Test del Dna fetale

Quando noi donne aspettiamo un bimbo siamo bombardate da mille informazioni, consigli, tanti spesso non richiesti. Quando ci troviamo però a dover capire cosa sia meglio fare o non fare durante la gravidanza, quando abbiamo bisogno di rasserenarci da alcuni dubbi o domande che ci frullano in testa, siamo proprio noi che in maniera meticolosa e quasi ossessiva cerchiamo on line o sulle vecchie enciclopedie della nonna, le risposte “giuste”.

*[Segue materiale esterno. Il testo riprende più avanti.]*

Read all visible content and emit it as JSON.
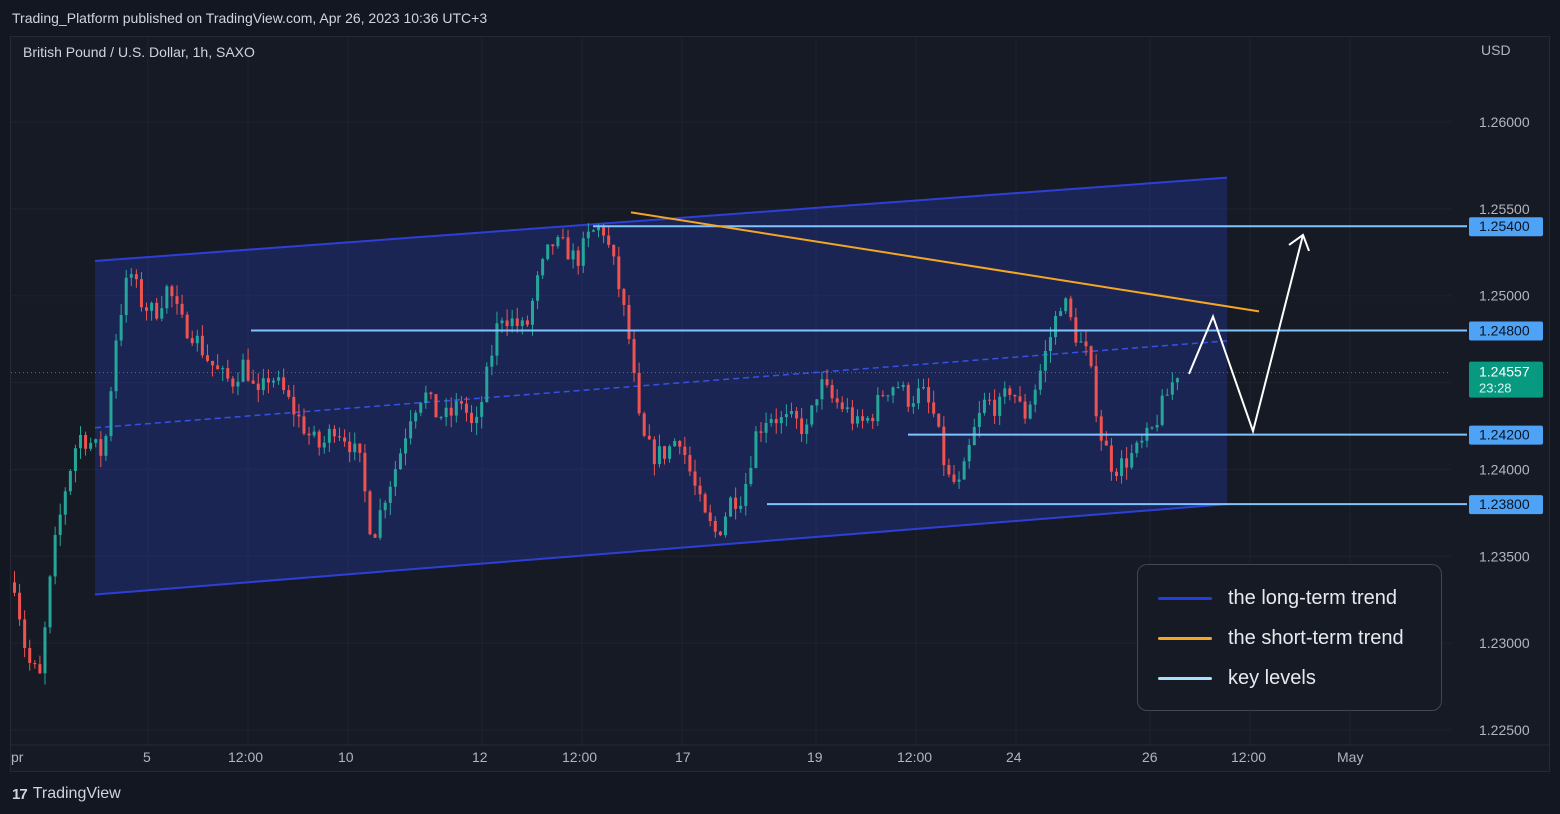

Già dalle prime settimane di gestazione mi terrorizzava l’idea di dover fare l’amniocentesi. Quante domande avevo in testa e timori.
E già, essendo “diversamente giovane”, sapevo per esperienze di amiche, o meglio, per un sapere tramandato e registrato in noi donne, che i medici consigliano di farla. L’idea di un ago nella pancia, che potesse per errore toccare il mio bimbo, non mi piaceva.
Penso di aver fatto la cosa giusta in quel momento. Non mi sono affrettata a guardare on line, scrivendo su un motore di ricerca “non voglio fare l’amniocentesi!”, ma ne ho parlato con il mio ginecologo.
Lui mi ha subito consigliato di fare l’Harmony Test. Ovvio, non avevo idea di cosa fosse. Mi spiega che era un semplice esame del sangue della donna in gestazione. Dal sangue materno si può scindere infatti il sangue del bimbo e così procedere all’esame del Dna fetale. Un esame non invasivo. Veloce. E che in aggiunta alla valutazione del rischio della sindrome di Down ed altre “anomalie cromosomiche”, consente di avere la certezza sul sesso del nascituro.

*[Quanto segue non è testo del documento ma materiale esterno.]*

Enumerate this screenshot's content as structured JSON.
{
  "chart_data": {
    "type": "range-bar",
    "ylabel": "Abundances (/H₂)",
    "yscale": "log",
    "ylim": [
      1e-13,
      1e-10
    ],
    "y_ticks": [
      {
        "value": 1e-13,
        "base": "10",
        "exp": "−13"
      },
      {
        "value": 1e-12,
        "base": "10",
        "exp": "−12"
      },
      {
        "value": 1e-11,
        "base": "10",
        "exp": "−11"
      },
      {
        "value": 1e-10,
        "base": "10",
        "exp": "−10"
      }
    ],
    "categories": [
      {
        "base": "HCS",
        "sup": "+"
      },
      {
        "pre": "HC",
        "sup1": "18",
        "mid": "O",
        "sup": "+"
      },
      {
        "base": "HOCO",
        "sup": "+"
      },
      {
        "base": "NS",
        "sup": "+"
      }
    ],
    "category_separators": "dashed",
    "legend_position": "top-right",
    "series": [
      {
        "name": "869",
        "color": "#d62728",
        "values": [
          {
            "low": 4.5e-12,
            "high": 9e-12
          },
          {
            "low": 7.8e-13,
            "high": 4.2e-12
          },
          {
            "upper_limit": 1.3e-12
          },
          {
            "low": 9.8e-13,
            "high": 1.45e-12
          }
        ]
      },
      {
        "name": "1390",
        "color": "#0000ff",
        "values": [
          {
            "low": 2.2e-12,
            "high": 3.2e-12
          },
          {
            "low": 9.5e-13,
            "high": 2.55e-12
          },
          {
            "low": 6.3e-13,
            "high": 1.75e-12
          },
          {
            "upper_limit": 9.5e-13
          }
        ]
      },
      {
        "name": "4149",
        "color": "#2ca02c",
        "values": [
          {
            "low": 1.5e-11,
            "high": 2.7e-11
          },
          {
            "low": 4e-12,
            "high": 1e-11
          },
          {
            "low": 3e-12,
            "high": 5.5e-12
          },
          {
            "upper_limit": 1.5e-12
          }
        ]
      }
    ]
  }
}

(Voglio, il mio cuore me lo chiede, aprire una lunga parentesi. Ho scelto di fare questo test perché sono di natura una donna precisa, che preferisce sapere e fare la cosa giusta. La “mia” cosa giusta. E mi sono sentita di farlo. Leggendo la definizione tecnica di “anomalia cromosomica”, “essere affetti da”, mi trovo un po’ in dissenso, perché ne percepisco un aspetto negativo, che a mio avviso non c’è. I bimbi che hanno la sindrome di Down non sono “anomalie genetiche”, sono “angioletti” speciali in dono a genitori speciali).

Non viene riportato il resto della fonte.